I had the same type of groups out of my Pro Hunter when it was new and shot over $300 of different powder and sabots out of it and it never did shoot anywhere close to MOA acccuracy. I sent it to T/C twice and they lapped the bore both times and that did not help at all. Finally, I told them how many T/C muzzleloaders I had bought in the past and this was the worst one of them all, yet the most expensive one. They finally sent me another barrel and it went from 4" groups to a 7/8" group with a full 150 grain magnum load and a 250 grain SST at 100 yards. Everyone told me to try differnt loads and check my scope and bases and it ended up being a bad factory barrel. Don't waste your money on different loads if it does not shoot the standard load well at all. Check the scope and bases and if that is not it then call T/C and make them live up to their warranty.
 
i wouldn't even bother with polishing the bore. Just send it back and dont bother spending any money on it.
 
jesheba
Never thought about that I always polish mine with polishing compound before I shoot them the first time, takes forever to get them broke in with sabots other wise, I wonder if thats why I never have the problem with conicals some people seem to.

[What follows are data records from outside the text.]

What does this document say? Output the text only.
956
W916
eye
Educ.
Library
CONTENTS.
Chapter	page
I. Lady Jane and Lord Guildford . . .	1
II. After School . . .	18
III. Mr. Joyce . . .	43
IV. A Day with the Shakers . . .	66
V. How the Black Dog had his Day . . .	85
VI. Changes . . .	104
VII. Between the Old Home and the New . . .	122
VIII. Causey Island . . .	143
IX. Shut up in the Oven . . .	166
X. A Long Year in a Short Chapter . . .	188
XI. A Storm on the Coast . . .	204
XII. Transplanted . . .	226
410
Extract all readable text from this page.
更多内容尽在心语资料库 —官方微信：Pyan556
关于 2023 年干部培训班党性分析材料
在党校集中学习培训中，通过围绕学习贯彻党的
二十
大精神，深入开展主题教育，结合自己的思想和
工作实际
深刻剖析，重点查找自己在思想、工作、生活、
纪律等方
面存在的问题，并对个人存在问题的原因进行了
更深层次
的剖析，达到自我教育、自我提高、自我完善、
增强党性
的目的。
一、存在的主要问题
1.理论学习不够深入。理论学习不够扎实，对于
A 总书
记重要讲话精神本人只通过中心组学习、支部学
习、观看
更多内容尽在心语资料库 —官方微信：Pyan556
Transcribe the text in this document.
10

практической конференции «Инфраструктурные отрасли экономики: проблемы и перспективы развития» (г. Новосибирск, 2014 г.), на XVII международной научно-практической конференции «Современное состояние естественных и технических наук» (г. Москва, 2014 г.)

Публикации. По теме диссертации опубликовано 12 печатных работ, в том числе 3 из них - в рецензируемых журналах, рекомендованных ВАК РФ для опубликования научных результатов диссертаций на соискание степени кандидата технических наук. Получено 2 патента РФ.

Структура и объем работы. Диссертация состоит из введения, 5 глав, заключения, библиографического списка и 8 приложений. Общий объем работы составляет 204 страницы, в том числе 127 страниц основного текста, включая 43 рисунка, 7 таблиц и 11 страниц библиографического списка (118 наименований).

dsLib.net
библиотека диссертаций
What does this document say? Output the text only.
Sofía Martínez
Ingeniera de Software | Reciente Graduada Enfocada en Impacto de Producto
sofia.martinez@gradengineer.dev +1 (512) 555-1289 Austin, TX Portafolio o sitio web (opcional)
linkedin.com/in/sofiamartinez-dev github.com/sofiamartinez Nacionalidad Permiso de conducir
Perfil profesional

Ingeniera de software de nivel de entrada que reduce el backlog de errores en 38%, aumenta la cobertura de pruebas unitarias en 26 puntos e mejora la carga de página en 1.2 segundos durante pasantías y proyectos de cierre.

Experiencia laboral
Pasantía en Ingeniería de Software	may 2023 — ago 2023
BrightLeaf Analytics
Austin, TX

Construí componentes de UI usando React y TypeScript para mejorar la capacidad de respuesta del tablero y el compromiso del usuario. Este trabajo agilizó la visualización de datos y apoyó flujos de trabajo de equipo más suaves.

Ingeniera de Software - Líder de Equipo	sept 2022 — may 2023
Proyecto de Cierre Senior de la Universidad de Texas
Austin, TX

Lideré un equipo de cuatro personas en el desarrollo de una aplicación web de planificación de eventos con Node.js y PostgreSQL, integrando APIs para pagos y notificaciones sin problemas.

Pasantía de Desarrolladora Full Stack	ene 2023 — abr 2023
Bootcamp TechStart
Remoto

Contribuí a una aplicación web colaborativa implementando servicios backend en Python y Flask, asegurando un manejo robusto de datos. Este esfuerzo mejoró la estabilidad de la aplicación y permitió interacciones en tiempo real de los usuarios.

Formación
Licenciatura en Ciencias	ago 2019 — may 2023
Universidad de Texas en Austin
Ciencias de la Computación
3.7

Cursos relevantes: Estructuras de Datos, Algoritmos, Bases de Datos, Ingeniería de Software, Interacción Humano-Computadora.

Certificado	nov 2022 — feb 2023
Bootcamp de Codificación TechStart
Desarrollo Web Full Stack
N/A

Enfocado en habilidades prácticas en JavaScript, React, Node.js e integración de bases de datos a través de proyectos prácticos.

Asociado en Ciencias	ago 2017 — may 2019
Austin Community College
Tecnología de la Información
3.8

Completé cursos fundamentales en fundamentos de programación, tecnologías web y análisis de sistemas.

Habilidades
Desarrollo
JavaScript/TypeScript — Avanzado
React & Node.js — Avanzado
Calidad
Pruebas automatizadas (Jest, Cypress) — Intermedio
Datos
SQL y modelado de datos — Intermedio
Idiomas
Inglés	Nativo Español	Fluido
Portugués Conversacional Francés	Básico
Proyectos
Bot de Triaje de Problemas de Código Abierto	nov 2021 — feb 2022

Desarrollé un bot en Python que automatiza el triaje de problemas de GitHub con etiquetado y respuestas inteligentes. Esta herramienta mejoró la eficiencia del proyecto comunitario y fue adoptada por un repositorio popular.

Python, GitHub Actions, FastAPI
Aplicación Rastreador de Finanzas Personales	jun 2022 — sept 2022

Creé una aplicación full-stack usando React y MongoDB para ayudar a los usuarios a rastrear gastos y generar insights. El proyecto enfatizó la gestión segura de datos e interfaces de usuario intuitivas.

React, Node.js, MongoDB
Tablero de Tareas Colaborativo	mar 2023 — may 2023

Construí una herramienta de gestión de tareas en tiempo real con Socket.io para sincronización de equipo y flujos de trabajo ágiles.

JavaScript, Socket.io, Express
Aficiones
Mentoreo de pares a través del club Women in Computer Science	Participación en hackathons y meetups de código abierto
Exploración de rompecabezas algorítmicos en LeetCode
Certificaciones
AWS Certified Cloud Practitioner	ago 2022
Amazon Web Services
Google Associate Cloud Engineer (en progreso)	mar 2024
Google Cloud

I started that back in the 60's when I was building rifles to sell. Lee
 
polishing

why should we [polish on a gun this expensive? I understand burrs and such but polish to break in?
 
Lee, no - that is not why you haven't encountered the problem with conicals. You've not encountered that problem because you have been very lucky and got good barrels (with good QLA sections). And it's as simple as that.
 
Seems like I opened up a can of worms!Never would of thought there would be so many opinions about this.I've always went through an elaborate break in process with my centerfire barrels.Guess some don't feel it's an option with muzzle loaders?I have been under the opinion that unless you have spent thousands for a barrel you should expect minor imperfections in the rifling or specifically the lands.I would expect those same imperfection in new muzzle loaders.Why not remove them? JB does no harm as far as I know.My thought was that it makes slpping the saboted bullet down the barrel easier and possibly more consistantly seated in all demensions. Can't hurt?
 
Is JB bore shine & JB bore paste the same item??? Can Flitz or Kanes Kroil be used in lapping barrels?